Another set of defects involving the parietal bones is a fusion of parietal foramina, i.e. occurrence of holes in the posterosuperior angles of the parietal bones, by which emissary veins pass through the calvaria. In this defect, the scalp remains intact, and the size of deficiencies decreases as the child ages [10]. Another ossification disturbance in the parietal bone is exemplified by enlarged parietal foramina, occurring due to insufficient ossification around them [5]. Other important defects involving the parietal bone include: cranium bifidum with meningeal or cerebral herniation passing through the hole in the skull, acalvaria — a congenital lack of cranial roof, acrania — a lack of cranial roof and cerebral tissue, and exencephaly — a serious deformation and exposure of the brain which is outside the skull because of the lack of scalp and calvaria [10].

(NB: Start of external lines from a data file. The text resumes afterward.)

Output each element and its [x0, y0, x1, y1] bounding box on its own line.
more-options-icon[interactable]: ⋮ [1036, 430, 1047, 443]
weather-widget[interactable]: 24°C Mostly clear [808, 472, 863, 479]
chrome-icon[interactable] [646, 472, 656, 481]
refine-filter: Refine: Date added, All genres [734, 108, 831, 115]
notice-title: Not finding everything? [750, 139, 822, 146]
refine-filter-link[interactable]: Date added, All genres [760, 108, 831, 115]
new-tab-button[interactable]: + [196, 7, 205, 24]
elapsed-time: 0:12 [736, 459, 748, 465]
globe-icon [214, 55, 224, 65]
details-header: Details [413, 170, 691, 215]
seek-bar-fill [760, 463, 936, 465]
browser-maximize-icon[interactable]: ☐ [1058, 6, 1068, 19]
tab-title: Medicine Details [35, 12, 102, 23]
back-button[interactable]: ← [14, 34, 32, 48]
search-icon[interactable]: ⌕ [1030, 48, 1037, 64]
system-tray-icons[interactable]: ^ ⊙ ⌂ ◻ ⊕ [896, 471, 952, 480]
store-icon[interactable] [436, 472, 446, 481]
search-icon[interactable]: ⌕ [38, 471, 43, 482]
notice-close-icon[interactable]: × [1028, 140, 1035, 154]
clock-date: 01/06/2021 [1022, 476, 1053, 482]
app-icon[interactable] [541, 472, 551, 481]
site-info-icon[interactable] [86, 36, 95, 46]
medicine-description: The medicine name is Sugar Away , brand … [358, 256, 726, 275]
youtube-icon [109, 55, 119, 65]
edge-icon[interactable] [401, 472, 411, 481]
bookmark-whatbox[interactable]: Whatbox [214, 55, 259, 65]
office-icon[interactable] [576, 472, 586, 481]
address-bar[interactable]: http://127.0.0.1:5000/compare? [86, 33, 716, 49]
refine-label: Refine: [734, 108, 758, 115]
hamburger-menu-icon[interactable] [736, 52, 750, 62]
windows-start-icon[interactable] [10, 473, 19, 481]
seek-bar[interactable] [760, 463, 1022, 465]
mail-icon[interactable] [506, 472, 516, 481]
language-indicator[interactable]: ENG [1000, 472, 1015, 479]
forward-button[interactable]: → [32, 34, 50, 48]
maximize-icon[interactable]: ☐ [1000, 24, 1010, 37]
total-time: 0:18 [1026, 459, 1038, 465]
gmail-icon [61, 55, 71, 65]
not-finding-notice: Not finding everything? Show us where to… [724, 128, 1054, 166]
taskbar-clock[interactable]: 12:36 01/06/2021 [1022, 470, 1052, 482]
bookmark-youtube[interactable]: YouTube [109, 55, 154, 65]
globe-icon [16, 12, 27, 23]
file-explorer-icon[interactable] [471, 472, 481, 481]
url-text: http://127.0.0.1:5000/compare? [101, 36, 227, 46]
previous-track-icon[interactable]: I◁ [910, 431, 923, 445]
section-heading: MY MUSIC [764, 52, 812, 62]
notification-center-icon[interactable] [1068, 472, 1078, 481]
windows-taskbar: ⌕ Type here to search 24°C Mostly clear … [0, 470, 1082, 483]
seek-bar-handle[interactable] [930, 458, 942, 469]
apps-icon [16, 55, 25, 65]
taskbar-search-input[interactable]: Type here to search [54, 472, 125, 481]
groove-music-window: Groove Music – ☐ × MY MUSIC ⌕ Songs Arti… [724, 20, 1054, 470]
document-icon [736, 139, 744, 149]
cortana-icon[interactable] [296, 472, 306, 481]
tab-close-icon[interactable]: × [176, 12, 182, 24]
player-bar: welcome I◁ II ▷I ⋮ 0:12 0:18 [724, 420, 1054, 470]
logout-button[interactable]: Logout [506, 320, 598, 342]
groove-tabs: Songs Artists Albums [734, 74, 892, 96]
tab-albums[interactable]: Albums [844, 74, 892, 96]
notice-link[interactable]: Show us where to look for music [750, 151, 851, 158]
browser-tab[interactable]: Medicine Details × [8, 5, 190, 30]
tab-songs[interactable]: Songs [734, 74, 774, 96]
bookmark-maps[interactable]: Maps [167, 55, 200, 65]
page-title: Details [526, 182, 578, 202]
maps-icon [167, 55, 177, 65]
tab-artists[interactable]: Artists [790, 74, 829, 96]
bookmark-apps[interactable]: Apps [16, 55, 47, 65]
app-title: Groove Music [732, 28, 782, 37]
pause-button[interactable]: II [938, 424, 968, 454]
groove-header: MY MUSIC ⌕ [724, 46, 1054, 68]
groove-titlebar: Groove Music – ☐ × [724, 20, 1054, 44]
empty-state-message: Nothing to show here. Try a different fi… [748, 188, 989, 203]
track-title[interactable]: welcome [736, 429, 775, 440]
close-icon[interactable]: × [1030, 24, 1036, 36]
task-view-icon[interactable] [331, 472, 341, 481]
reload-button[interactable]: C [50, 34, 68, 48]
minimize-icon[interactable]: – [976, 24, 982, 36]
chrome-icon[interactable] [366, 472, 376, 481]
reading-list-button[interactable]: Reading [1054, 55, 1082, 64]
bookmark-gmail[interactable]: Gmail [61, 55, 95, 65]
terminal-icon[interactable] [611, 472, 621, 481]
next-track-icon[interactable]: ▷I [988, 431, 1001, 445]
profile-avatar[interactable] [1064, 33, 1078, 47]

To our opinion, the main limitation of this study is a relatively narrow gestational age group, ranging from 18 to 30 weeks, and a small number of cases, including 37 human fetuses.
CONCLUSIONS
The morphometric parameters of the parietal primary ossification centre display neither sex nor laterality differences.
With relation to fetal age in weeks, the parietal primary ossification centre grows in sagittal diameter according to a quadratic function, in projection surface area according to a cubic function, while in both coronal diameter and volume according to quartic functions.
The obtained morphometric data of the parietal primary ossification centre may be considered age-specific references, and so may contribute to the estimation of gestational ages and be useful in the diagnostics of congenital cranial defects.